Scaling Methods for Discrete and Continuous Optimization

The project pertains to the theory of algorithms and optimization, the discipline of designing and analyzing computational tools and understanding their efficiency. Linear programming (LP) is probably the most influential optimization model with an immense impact in practice: in supply chain management, chip design, airline scheduling, and public transportation, just to name a few areas. The pursuit of more efficient LP algorithms has been a driving force in the development of optimization theory, establishing beautiful connections to discrete mathematics, geometry, and analysis.

Whereas fast and efficient LP algorithms already exist, it remains an intriguing open question to find a strongly polynomial algorithm for LP, namely, an algorithm where the number of arithmetic operations only depends on the number of variables and constraints, but not on the numerical bit-complexity of the problem description. Currently known “weakly” polynomial algorithms heavily rely on such bit-complexity information. In contrast, a strongly polynomial algorithm would only use the combinatorial structure of the problem and would be robust against numerical instability. Finding a strongly polynomial algorithm for LP was listed by Fields medalist Smale as one of the most important mathematical challenges for the twenty-first century.

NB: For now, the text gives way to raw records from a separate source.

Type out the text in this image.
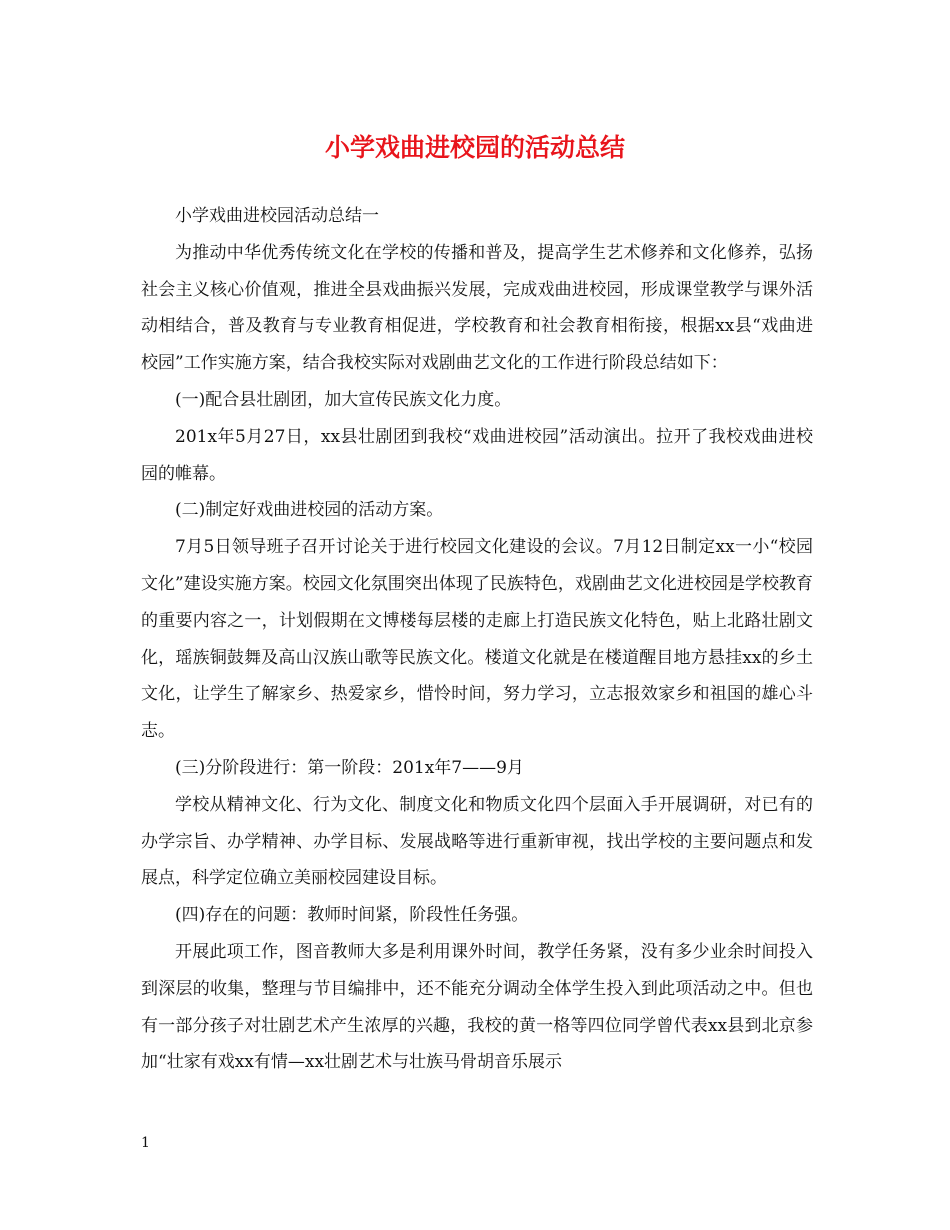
小学戏曲进校园的活动总结

小学戏曲进校园活动总结一

为推动中华优秀传统文化在学校的传播和普及，提高学生艺术修养和文化修养，弘扬社会主义核心价值观，推进全县戏曲振兴发展，完成戏曲进校园，形成课堂教学与课外活动相结合，普及教育与专业教育相促进，学校教育和社会教育相衔接，根据xx县“戏曲进校园”工作实施方案，结合我校实际对戏剧曲艺文化的工作进行阶段总结如下：

(一)配合县壮剧团，加大宣传民族文化力度。

201x年5月27日，xx县壮剧团到我校“戏曲进校园”活动演出。拉开了我校戏曲进校园的帷幕。

(二)制定好戏曲进校园的活动方案。

7月5日领导班子召开讨论关于进行校园文化建设的会议。7月12日制定xx一小“校园文化”建设实施方案。校园文化氛围突出体现了民族特色，戏剧曲艺文化进校园是学校教育的重要内容之一，计划假期在文博楼每层楼的走廊上打造民族文化特色，贴上北路壮剧文化，瑶族铜鼓舞及高山汉族山歌等民族文化。楼道文化就是在楼道醒目地方悬挂xx的乡土文化，让学生了解家乡、热爱家乡，惜怜时间，努力学习，立志报效家乡和祖国的雄心斗志。

(三)分阶段进行：第一阶段：201x年7——9月

学校从精神文化、行为文化、制度文化和物质文化四个层面入手开展调研，对已有的办学宗旨、办学精神、办学目标、发展战略等进行重新审视，找出学校的主要问题点和发展点，科学定位确立美丽校园建设目标。

(四)存在的问题：教师时间紧，阶段性任务强。

开展此项工作，图音教师大多是利用课外时间，教学任务紧，没有多少业余时间投入到深层的收集，整理与节目编排中，还不能充分调动全体学生投入到此项活动之中。但也有一部分孩子对壮剧艺术产生浓厚的兴趣，我校的黄一格等四位同学曾代表xx县到北京参加“壮家有戏xx有情—xx壮剧艺术与壮族马骨胡音乐展示

1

The main objective of the project was to expand the domain of linear and convex programs that are solvable in strongly polynomial time. This has been achieved by mapping the key geometric and algebraic conditions that can influence the running time of LP algorithms. In particular, the project has developed new, combinatorial versions of interior point methods, a powerful class of algorithms in convex optimization. Equipped with these new tools, we were able to develop a strongly polynomial algorithm for LPs where the constraint matrix only contains two nonzero entries per column, a long-coveted goal.
Besides this, we further developed algorithmic tools at the interface of discrete and continuous optimisation, leading to new results in network optimization, equilibrium computation, tropical geometry, machine learning, and mechanism design.

We attained most key objectives of the project and made surprising new discoveries. Publication highlights include seven papers at the flagship conferences in theoretical computer science, the Symposium on Theory of Computing and the Symposium on Foundations of Computer Science, three paper published in the Journal of the ACM (JACM), and one in Operations Research. We highlight four areas of achievements. We presented the results by giving a number of invited and plenary talks, and two invited minicourses dedicated to our new approaches to linear programming.

The most significant objective of the project was to develop a strongly polynomial algorithm for the minimum-cost generalized flow problem, or equivalently, for LPs with two nonzero entries in each row of the column matrix, a well-studied class. As the culmination of five years of concerted efforts, we resolved this in a paper with Dadush, Koh, Natura, and Olver, accepted to STOC 2024.

To answer this question, we developed a new theory of combinatorial interior point methods, exploring deep connections between discrete and continuous optimization. We further developed the theory of layered least squares interior point methods pioneered by Vavasis and Ye in the nineties. Ultimately, we developed a novel interior point method that is essentially the best possible from a strongly polynomial perspective. The running time of this method for a particular problem class boils down to analysing a simple combinatorial quantity. This is the main tool in resolving the minimum-cost generalized flow question. In this context, we also developed a new theory of circuit imbalances, geometric parameters that play important roles in a wide range of problems in combinatorics and optimization.

We also obtained a number of new results in the context of equilibrium computation and mechanism design. In particular, with Garg we resolved a longstanding open question by giving a strongly polynomial algorithm for Arrow-Debreu exchange market equilibrium. We made significant advancements on the approximability of the Nash social welfare problem.

We explored a range of connections of the above concepts, leading to new results in related areas such as network optimization, tropical geometry, machine learning, and mechanism design.

Our results are transformative in the context of strongly polynomial computability. We mapped the limits of strongly polynomial computability using interior point methods: on the one hand, we showed that these methods subsume all previous approaches, and on the other hand, we established a clear combinatorial characterization in terms of the straight-line complexity of when an interior point method can be strongly polynomial. This technique is used to answer an important open question in combinatorial optimization where other methods seem to have failed. Moreover, we developed powerful tools for further research and identified the next critical problems. In a different direction, in the context of mechanism design, our work on Nash Social welfare developed a surprising new technique that enabled very significant progress on the problem.